Gestern bin ich überhaupt nicht dazu gekommen, etwas zu schreiben, und ich habe auch nichts gekocht. Ich hatte ja am Donnerstag von meiner Saulaune berichtet. Gegen Abend wurde ich dann so müde, dass ich beinahe gleichzeitig mit meinem kleinen Sohn ins Bett gegangen bin, allerdings morgens um halb sieben merkte, dass ich immer noch müde wieder aufstand. Irgendwie ging mir die ganze Sache auf der Arbeit doch recht arg an die Nieren. Ich bin gespannt, wie lange ich das noch aushalte.

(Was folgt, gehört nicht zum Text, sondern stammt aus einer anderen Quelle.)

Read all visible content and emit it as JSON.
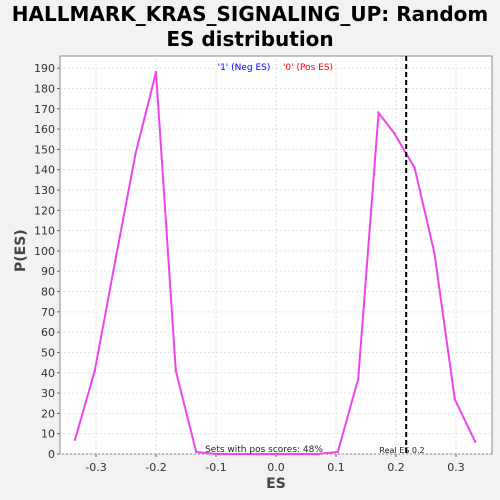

Freitag habe ich dann auch wieder einen recht "ärgerlichen" Tag am Schreibtisch zugebracht, aber die Aussicht auf einen Feierabend mit Wochenende half mir durch den Tag.

Mein Mann hatte sich abends zu einem "Herrenabend mit Grünkohl" verabschiedet. Das ist hier bei uns so eine eigentümliche Tradition. Ein ziemliches Gelage von Herren (Damen nicht zugelassen), die sich mit Bier und Grünkohl abfüllen. Ja, man fragt sich, was der Sinn und Zweck des ganzen ist ... es geht auf irgendwelche alten preußischen Riten zurück und muss wohl sein. Mein Mann jedenfalls geht vor allem wegen des Grünkohls hin, sagt er. ;-)

Ergo waren Sohn und ich allein daheim und entschieden uns für einen "Abend mit Niggeligkeiten" – so nennen wir das, wenn wir es uns mit einem schönen Baguette, Kräuterbutter, Oliven, Räucherlachs, Käse und ein bisschen Wurst (Salami oder sowas) vor dem Fernseher gemütlich machen und einfach "niggeln" und irgendeinen schönen Film gucken. Wir haben "Dem Himmel so nah" angeschaut und ich war erstaunt, dass mein Sohn den Film nicht langweilig fand und bis zum Ende durchgehalten hat. *seufz* Was für eine herrliche Schnulze und Anthony Quinn in der Rolle des alten Opa auf dem Weingut … einfach genial!

Seit gestern Abend geht es mir also wieder deutlich besser ... merkt man auch daran, dass ich wieder Lust habe, mein kleines bescheidenes Leben hier virtuell zu Papier zu bringen. Und heute früh hatte ich entsprechend auch wieder Elan mich an meine Kocherei zu machen.

Als es dann auch noch anfing zu schneien und die Welt sich in eine traumhaft schöne Zuckerwattewelt verwandelte, die alles um mich her entschleunigte, fühlte ich mich neben meinem Kamin mit einem leckeren Kaffee einfach wieder rundum wohl.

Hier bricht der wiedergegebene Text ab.